Both topics are addressed within their relevant contexts, including chronic illness, calamity, bereavement, and social hardship. This handbook is sure to serve as the benchmark publication in this growing field for years to come.

New topics in this edition include cross-cultural issues, spiritual goals, emotional values, and mindfulness. Most chapters have been redesigned or rewritten, with 25 new and eight revised chapters. This is the first comprehensive Handbook to examine the various models of stress, coping, and health and their relevance to nursing and related health fields. The only book currently available that focuses and multicultural, cross-cultural and international perspectives of stress and coping A very comprehensive resource book on the subject matter Contains many groundbreaking ideas and findings in Under the expert editorship of Dr.

Virginia Hill Rice, experienced scholars and practitioners present a broad range of issues and research that relate to stress and health, such as response-oriented stress; stimulus-oriented stress; and transactional stress, coping, and health in children, adolescents, attitudes, and much, much more.

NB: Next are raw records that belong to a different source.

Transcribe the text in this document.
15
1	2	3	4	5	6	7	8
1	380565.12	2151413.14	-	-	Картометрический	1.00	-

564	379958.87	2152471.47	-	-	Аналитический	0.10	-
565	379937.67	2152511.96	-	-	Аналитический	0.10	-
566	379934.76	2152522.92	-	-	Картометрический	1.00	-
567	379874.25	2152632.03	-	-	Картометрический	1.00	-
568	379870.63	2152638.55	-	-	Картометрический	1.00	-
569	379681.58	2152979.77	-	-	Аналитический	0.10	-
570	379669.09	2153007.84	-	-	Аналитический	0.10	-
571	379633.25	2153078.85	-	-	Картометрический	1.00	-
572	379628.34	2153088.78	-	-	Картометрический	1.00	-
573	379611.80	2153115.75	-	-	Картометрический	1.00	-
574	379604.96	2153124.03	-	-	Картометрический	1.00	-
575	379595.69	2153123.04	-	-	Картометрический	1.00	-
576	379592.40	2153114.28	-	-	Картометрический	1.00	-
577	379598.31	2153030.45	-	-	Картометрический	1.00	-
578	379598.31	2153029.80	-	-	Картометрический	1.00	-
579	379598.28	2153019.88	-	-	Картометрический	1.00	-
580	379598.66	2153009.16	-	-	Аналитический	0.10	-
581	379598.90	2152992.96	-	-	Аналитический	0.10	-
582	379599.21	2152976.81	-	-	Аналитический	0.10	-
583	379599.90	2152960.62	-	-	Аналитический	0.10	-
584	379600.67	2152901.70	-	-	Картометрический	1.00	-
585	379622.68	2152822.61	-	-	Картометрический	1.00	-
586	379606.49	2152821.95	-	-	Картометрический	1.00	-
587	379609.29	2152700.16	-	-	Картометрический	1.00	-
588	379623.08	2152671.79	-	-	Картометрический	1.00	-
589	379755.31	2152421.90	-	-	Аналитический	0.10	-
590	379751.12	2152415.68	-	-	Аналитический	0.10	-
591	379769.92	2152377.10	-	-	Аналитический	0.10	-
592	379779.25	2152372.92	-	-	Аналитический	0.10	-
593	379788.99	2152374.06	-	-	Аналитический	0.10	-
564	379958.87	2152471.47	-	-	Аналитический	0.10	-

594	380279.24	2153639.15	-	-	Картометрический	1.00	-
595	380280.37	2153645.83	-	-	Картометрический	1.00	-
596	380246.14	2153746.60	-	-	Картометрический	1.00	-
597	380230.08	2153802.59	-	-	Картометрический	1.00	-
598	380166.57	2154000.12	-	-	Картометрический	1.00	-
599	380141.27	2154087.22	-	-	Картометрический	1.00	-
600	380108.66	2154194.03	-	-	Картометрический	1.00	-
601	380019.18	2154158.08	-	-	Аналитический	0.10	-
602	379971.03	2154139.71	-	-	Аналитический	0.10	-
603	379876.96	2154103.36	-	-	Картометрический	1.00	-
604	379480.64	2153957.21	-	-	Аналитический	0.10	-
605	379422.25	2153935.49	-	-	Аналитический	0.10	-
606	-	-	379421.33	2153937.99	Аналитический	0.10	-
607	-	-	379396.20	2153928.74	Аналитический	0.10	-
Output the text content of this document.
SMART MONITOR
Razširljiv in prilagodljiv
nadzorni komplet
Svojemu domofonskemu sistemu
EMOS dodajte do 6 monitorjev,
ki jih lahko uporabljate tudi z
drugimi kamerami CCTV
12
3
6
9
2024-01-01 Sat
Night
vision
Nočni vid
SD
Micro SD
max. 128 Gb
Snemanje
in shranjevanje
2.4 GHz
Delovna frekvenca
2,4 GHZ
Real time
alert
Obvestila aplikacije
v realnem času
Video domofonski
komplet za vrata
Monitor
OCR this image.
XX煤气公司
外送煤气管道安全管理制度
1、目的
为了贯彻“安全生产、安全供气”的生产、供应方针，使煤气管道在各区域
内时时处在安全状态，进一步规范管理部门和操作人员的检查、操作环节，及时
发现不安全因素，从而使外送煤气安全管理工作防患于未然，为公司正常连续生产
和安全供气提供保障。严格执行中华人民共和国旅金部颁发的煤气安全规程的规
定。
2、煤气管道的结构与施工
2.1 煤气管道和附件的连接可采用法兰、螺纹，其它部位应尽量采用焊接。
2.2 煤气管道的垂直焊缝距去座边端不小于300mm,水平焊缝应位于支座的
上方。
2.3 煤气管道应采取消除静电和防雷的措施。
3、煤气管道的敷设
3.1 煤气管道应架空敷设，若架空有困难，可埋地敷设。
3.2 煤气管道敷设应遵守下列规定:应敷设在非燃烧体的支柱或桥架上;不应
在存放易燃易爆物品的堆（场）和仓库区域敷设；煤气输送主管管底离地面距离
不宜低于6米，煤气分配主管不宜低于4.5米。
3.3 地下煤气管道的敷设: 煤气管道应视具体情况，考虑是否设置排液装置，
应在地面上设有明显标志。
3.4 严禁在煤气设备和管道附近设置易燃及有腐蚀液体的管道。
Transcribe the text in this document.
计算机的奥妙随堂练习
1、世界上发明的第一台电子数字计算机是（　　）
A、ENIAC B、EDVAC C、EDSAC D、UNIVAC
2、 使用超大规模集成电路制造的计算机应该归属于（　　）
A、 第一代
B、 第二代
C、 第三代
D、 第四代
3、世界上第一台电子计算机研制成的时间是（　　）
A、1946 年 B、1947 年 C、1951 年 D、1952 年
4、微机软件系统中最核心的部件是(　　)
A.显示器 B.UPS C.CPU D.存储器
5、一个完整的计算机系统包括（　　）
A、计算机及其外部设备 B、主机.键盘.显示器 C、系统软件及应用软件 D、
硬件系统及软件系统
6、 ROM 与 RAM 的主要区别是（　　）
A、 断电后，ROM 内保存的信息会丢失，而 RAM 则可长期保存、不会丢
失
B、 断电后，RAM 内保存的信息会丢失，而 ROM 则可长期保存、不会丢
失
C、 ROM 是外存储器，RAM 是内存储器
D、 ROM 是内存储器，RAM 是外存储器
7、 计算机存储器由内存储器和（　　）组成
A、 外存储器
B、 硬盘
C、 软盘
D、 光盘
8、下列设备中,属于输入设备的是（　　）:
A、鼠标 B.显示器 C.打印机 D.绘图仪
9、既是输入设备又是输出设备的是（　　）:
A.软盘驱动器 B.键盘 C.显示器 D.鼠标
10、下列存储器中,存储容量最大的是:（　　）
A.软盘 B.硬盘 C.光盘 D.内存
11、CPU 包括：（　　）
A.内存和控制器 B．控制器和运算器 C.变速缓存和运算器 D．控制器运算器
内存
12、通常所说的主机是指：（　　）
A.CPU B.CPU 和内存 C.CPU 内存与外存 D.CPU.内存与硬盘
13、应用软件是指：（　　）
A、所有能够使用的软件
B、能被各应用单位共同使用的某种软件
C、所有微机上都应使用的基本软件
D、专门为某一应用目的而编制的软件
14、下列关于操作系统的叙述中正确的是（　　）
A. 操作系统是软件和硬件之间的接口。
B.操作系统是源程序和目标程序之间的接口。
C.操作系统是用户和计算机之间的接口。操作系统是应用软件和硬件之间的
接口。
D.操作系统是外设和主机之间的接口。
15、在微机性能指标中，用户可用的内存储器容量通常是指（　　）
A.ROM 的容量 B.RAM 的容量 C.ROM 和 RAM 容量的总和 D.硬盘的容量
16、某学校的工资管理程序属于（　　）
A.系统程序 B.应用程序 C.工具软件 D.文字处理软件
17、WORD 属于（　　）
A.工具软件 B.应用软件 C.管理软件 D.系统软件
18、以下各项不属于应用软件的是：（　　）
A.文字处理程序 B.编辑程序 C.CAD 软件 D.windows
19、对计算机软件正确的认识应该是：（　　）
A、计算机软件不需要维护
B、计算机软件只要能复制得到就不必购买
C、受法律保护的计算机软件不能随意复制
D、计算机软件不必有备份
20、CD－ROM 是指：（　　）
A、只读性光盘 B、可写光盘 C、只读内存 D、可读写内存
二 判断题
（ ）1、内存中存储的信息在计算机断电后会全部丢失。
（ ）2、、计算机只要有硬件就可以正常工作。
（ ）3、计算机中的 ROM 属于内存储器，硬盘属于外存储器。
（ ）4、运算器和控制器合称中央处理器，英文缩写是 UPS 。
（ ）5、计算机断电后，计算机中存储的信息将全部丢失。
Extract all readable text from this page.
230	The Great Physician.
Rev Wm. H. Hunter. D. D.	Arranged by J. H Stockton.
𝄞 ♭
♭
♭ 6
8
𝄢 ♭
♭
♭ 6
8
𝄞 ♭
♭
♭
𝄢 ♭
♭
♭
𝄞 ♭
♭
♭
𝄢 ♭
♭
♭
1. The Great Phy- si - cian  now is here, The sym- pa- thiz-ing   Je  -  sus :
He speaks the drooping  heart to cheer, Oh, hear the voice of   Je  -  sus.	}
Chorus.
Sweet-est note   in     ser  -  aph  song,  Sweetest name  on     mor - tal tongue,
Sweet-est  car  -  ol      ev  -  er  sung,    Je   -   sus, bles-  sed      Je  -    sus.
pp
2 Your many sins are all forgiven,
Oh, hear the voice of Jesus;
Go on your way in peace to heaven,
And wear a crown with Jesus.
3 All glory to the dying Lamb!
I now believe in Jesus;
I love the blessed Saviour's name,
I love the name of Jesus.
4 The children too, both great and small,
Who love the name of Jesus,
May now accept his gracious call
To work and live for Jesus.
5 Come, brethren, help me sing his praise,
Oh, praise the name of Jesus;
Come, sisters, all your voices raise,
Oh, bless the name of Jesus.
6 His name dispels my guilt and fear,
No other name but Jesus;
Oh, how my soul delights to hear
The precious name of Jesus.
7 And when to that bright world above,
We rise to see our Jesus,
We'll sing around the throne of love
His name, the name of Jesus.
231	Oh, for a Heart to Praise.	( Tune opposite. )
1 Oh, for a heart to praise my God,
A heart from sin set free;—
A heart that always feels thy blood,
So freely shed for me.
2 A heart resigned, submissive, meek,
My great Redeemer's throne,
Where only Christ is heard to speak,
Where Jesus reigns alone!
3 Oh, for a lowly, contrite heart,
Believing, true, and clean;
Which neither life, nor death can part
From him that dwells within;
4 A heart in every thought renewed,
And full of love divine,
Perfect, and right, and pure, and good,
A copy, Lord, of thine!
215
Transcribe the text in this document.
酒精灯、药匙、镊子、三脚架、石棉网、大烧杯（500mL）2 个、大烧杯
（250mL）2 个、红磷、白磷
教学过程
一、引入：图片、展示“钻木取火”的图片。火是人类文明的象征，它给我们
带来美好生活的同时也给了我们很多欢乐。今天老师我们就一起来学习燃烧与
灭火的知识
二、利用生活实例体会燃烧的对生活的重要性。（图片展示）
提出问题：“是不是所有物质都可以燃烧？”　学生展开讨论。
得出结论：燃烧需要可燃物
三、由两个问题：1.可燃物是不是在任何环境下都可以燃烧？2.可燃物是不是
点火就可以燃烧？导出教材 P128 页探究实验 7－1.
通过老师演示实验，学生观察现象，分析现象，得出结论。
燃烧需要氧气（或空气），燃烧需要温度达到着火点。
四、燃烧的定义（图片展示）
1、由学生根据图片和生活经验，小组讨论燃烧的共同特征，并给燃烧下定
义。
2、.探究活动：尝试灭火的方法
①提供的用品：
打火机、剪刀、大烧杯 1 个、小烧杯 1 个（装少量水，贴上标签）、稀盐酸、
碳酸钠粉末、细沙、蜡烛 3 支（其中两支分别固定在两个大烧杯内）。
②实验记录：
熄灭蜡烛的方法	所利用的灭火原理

Handbook of Stress, Coping, and Health. Selected for inclusion in this book is material on stress, coping and health that is considered to be the most thoroughly developed and studied within the nursi. The Oxford Handbook of Stress, Health, and Coping is an essential reference work for students, practitioners, and researchers across the fields of health psycho. Oxford Handbook of Stress, Health, and Coping. Research now shows us that long-term activation of the stress cycle can have a hazardous, even lethal, effect on the body, increasing the risk of obesity, heart.

It covers quite a bit of territory: the complex relationships between religion and mental health, surveys that present the views of therapists and patients about the interface between religion and mental health, a case study of a religious patient struggling with psychological problems, empirical studies of religious coping among various groups, and a method for teaching the clinical psychology of religion.

Although the papers are diverse, they are unified by several themes. First, the papers convey a balanced approach to religion and psychology. They speak to the potentially positive and negative contributions religion can make to health and well-being. Second, several of the papers focus on the role of religious coping among patients in the Netherlands.

This focus is noteworthy since the large majority of this theory and research has been limited to the USA. Third, they underscore the value of a cross-cultural approach to the field. Fourth, the papers have clinical relevance. The case history of the obsessive-compulsive patient by Van Uden ch. This volume shows initial effort in a newly emerging area of study.

It is encouraging to see a significant body of research and practice on the psychology of religion and coping coming out of the Netherlands. It could stimulate further advances in a more cross-culturally sensitive, clinical psychology of religion.